ISTANBUL–After the third major bomb explosion in Ankara in under five months killed 37 people in the heart of the city on Sunday, citizens of the Turkish capital have been warned that they should get used to living with terrorism permanently. “It is painful but we need to learn (to live) with terror for a while,” İsmail Rüştü Cirit,  President of Turkey’s Supreme Court  told journalists.

ISIL and TAK (Kurdistan Freedom Falcons), one Islamist and the other Kurdish nationalist, have claimed 169 lives between them in three major suicide bombings since Oct. 10, transforming a once secure urban hub into yet another Middle Eastern city in which the population lives in fear of bombers.

TAK, a special unit of the PKK, the militant Kurdish movement fighting a virtual civil war against the Turkish government in southeastern Anatolia was blamed by Ahmet Davutoğlu, Turkey’s prime minister for Sunday’s attack. In it a female Kurdish terrorist detonated a bomb near crowds waiting for buses and the metro while driving in a stolen car through the city’s main square.

A vehicle burns after an explosion in Ankara on March 13
A vehicle burns after an explosion in Ankara on March 13.

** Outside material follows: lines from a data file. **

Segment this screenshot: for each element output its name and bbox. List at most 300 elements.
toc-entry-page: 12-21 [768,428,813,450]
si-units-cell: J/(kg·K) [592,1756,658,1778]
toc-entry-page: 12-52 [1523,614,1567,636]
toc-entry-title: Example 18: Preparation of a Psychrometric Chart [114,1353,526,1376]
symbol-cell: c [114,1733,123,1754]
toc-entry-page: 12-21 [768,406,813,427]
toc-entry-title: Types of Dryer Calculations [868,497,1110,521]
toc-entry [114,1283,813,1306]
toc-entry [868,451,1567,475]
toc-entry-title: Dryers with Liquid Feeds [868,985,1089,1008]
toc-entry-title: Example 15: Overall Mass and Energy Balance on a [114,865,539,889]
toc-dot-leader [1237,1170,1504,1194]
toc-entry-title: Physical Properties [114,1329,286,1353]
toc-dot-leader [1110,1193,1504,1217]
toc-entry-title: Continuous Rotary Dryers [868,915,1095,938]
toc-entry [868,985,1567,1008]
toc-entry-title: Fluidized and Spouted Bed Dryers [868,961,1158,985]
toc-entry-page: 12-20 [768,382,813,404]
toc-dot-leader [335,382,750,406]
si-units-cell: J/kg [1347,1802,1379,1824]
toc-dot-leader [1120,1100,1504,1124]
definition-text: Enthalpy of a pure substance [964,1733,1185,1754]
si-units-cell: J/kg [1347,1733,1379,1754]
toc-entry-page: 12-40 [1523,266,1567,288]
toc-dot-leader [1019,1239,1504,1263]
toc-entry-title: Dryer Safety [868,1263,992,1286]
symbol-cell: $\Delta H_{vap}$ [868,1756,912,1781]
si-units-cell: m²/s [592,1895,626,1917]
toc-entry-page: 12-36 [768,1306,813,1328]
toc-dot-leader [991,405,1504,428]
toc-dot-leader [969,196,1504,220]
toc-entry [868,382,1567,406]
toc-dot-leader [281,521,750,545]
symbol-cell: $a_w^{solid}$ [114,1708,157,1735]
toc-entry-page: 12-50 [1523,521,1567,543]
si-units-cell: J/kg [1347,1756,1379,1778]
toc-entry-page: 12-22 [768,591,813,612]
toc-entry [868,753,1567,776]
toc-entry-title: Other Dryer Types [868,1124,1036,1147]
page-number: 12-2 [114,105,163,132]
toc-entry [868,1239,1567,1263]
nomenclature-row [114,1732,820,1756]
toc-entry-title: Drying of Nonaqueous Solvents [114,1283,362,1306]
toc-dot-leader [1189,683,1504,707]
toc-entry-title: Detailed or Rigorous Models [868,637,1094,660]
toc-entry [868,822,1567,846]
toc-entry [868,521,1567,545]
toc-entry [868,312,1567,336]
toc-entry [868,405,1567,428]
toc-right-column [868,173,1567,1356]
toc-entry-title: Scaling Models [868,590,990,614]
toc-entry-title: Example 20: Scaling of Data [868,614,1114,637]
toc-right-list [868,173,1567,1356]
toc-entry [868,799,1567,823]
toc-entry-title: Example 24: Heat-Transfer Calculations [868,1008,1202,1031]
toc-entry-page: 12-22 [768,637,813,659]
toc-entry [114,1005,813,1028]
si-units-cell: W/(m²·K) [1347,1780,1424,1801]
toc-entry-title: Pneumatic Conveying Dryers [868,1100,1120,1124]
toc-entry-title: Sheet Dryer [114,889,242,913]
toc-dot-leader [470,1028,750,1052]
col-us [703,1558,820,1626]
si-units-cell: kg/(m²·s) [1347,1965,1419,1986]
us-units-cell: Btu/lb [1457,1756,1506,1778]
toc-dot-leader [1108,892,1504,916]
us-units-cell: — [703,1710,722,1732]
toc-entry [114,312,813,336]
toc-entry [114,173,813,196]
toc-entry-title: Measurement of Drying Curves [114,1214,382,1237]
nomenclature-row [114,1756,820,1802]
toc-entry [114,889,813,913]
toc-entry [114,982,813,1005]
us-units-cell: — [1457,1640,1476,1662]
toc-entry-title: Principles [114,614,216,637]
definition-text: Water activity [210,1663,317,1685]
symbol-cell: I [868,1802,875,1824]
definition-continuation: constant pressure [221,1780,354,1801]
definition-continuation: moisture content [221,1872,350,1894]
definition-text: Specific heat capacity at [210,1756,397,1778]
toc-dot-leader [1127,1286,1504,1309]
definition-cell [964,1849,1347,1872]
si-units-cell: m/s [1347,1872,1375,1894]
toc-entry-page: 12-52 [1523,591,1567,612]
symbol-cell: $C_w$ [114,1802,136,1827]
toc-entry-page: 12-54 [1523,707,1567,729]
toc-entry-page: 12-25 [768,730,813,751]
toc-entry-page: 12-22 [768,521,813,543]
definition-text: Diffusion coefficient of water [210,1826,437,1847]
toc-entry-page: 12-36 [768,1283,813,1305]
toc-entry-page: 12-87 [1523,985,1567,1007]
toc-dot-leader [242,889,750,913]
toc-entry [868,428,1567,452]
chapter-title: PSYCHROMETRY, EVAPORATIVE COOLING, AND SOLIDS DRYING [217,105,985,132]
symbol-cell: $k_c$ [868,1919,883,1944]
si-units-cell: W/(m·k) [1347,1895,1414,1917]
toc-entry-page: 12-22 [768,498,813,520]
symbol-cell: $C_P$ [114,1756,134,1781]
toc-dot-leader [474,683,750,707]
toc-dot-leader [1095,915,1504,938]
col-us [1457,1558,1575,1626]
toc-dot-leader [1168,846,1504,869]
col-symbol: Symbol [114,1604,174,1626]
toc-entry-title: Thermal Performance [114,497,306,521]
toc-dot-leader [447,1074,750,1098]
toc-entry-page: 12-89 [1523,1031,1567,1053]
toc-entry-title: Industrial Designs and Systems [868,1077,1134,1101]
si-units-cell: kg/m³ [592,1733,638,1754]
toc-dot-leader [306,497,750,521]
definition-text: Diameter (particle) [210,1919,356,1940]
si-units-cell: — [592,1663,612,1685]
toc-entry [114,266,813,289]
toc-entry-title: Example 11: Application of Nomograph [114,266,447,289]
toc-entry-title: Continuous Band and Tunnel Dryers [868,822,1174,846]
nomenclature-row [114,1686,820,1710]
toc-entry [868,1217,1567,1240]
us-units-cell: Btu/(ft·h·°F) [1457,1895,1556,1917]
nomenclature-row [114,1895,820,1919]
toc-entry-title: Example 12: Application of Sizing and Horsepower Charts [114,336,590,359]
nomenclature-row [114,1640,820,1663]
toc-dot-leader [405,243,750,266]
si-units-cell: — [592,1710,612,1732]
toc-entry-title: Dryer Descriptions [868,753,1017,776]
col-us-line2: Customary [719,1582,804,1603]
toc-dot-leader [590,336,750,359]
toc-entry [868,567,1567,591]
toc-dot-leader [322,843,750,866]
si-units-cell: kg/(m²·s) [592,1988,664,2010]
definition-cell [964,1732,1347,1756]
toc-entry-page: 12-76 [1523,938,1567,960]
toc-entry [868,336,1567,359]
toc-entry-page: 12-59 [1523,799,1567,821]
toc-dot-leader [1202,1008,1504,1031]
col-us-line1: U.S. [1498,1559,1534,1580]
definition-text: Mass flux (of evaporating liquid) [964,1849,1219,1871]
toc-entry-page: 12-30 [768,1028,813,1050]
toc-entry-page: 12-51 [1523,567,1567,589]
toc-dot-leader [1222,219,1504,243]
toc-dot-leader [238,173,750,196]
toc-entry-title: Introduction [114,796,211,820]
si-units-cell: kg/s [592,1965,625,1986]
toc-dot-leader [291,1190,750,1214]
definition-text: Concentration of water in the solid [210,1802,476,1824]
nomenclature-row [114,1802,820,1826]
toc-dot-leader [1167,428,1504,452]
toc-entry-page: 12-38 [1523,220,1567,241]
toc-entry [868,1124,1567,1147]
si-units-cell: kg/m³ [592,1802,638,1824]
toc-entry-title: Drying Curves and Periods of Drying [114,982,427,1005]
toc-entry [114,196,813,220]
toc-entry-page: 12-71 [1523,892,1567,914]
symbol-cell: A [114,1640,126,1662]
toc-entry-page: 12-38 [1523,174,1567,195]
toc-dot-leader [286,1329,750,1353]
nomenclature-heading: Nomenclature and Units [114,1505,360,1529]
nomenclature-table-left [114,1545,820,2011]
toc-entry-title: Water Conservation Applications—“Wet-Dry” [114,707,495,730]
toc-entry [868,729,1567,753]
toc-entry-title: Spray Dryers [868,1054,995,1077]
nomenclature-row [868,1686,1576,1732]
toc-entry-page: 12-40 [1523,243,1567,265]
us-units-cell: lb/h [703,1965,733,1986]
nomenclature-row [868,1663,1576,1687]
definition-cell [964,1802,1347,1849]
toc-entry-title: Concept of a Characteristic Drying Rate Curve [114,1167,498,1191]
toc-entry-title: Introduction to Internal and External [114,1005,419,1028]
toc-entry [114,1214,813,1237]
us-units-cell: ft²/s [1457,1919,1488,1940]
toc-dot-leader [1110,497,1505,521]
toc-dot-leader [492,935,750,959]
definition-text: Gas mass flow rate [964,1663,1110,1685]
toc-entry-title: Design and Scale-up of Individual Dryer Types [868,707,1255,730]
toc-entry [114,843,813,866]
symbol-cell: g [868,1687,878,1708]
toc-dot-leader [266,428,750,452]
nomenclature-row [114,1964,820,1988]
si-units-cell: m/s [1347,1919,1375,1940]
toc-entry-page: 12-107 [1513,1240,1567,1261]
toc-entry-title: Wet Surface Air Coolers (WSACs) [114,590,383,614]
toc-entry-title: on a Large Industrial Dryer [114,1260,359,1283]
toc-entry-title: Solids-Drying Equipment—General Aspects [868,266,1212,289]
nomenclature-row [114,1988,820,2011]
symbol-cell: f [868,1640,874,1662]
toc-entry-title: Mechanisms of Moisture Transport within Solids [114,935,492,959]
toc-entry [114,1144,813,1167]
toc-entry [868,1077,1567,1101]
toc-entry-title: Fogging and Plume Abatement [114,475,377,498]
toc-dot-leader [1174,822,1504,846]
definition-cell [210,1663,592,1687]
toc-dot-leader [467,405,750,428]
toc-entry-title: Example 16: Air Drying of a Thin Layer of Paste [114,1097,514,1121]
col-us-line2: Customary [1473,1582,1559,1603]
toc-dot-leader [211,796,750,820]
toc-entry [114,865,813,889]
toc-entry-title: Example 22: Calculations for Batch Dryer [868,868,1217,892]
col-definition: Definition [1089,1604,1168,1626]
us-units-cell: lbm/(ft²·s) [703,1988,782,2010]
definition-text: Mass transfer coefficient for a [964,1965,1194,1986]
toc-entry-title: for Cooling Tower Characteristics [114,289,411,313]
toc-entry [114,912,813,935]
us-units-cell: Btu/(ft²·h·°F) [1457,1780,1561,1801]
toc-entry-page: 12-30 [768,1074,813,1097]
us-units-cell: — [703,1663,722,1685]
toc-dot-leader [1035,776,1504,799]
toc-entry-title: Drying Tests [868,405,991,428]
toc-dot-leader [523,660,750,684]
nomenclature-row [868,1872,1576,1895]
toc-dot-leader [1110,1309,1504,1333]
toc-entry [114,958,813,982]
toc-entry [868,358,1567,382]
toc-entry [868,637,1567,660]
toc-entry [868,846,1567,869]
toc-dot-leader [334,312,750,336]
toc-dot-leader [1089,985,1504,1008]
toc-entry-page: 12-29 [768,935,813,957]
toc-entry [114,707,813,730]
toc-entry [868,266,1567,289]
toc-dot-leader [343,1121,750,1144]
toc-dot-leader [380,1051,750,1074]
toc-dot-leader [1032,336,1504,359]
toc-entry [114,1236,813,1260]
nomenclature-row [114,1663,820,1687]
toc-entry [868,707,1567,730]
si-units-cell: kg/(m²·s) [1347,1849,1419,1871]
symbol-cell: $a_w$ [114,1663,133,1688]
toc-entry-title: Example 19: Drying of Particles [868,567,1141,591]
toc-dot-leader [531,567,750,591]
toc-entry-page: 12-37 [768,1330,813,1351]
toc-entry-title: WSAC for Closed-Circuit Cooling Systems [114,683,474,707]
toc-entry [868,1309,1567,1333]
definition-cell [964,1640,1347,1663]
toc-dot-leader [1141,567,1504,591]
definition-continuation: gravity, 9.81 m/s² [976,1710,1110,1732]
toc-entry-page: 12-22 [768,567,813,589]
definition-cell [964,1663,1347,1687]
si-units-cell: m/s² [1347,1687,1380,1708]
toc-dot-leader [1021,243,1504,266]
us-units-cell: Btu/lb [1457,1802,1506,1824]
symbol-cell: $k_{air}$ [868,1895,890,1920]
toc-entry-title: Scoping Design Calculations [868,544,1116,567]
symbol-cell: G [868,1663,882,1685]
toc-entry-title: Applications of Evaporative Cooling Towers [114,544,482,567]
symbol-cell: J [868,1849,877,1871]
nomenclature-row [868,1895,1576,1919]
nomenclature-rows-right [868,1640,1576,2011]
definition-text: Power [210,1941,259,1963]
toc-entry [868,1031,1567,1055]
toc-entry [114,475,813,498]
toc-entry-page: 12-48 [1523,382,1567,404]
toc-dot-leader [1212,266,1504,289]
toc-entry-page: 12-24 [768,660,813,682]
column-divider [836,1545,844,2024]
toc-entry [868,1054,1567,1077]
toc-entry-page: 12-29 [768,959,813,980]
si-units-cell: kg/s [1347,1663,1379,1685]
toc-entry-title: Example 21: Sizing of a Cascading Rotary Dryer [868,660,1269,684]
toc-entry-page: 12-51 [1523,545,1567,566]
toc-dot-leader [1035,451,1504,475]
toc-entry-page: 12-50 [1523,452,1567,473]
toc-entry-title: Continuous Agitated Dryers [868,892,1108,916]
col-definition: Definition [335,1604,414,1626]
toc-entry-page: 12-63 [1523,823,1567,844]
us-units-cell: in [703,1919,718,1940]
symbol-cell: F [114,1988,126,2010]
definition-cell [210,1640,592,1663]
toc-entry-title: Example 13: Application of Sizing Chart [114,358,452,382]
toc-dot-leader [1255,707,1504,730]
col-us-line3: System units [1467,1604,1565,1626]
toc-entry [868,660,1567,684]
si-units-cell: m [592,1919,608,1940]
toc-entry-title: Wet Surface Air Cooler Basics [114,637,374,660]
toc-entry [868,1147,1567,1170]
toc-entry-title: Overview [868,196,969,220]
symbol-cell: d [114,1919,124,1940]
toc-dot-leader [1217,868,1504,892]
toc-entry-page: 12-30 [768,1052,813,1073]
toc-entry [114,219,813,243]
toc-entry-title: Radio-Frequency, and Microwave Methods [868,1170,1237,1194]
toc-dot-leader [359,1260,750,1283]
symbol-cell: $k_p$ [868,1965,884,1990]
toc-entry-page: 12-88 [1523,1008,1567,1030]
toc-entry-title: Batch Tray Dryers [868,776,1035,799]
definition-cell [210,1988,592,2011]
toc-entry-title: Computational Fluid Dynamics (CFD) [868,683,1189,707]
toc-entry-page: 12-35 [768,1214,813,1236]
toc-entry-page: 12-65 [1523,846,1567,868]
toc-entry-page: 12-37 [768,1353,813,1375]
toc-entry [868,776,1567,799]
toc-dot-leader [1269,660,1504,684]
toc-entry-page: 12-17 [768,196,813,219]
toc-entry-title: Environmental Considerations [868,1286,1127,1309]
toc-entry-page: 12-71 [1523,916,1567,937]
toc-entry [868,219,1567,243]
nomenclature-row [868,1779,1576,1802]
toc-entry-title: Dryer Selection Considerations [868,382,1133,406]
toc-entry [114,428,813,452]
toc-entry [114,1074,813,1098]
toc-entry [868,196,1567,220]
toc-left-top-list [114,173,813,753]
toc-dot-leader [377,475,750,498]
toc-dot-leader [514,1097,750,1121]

The blast is the first by the PKK targeting innocent civilians as opposed to the military and appears to be a reprisal for a series of fierce crackdowns by the Turkish authorities against the movement in southeast Anatolia. The operations, marked by curfews, have lasted weeks, have often involved the use of tanks and rockets, and left districts of several towns in ruins. Turkey has promised to rebuild the damaged areas over the next two years.

Three new punitive operations were launched hours ahead of the bombing on Sunday in the towns of Nusaybin, Sirnak, and Yuksekova with the proclamation of indefinite curfews banning residents from going onto the streets.

Erdoğan defiant

Turkey’s President Recep Tayyip Erdoğan responded defiantly to news of the bombing, promising to step up anti-terrorism measures and bring terrorism to heel. “Terror attacks do not diminish our will to fight against terror, but further boost it,” the president said.

In the Turkish capital, however, many citizens questioned the reasons for the government’s apparent inability to prevent a second bomb attack by the PKK in less than four weeks. Opposition MPs pointed out that the city’s police chief, removed after the October bombing, has not yet been replaced.

There was also anger at news that Turkish authorities had not issued warnings even though it emerged that they had warned the US Embassy in Ankara last week that a terrorist attack might be imminent in the city. American diplomats warned travellers from the US to take precautions. Challenged about why it had done so, embassy officials revealed that they had acted on information from Turkish government sources.

More soft targets?

Meanwhile, the country has to ponder how it will manage if its Kurdish nationalists begin striking regularly at soft targets in western Turkey, something they have been indicating that they may do ever since Dec. 26 when mortar bombs were fired, again by TAK militants, at parked airplanes at Sabiha Gokcen Airport in Istanbul — a warning which the government ignored, pressing ahead with its operations against towns in southeastern Turkey.

Kurdish PKK supporters
Kurdish PKK supporters

Till now the PKK has generally refrained from attacks in metropolitan and western Turkey apparently fearing the consequences in areas where groups of ethnic Turks and Kurds exist side by side. However, groups of Kurdish militants are periodically caught and detained by police in Turkey’s big cities where it is estimated that their numbers run to several millions, though many of these reject the PKK.

Opinion in many provincial Turkish communities is bitterly polarized between angry Turkish nationalists strongly supporting the tough policies of the Erdoğan government in the belief that Kurdish militants should be taught a stern lesson and ethnic Kurds who see themselves as the victims of state intolerance.

The HDP, Peoples Democratic Party, a group of moderate Kurds who wanted to work with Turkish liberals to create dialogue, called for compromise but its support has been steadily eroded by the rise in violence since the summer and repeated accusations by government ministers that it is involved in terrorism itself — charges which the party strongly rejects. On Sunday it condemned the Ankara bombing and its perpetrators in very strong language.

Nonetheless, the HDP now seems to be a spent force with its three most prominent parliamentarians, including its two chairpersons, waiting for the government to strip them of their parliamentary immunity and launch criminal proceedings against them. A similar prosecution of an earlier Kurdish party in 1994 in Turkey led to a group of Kurdish politicians spending a decade in jail. Few expect events to play out differently this time.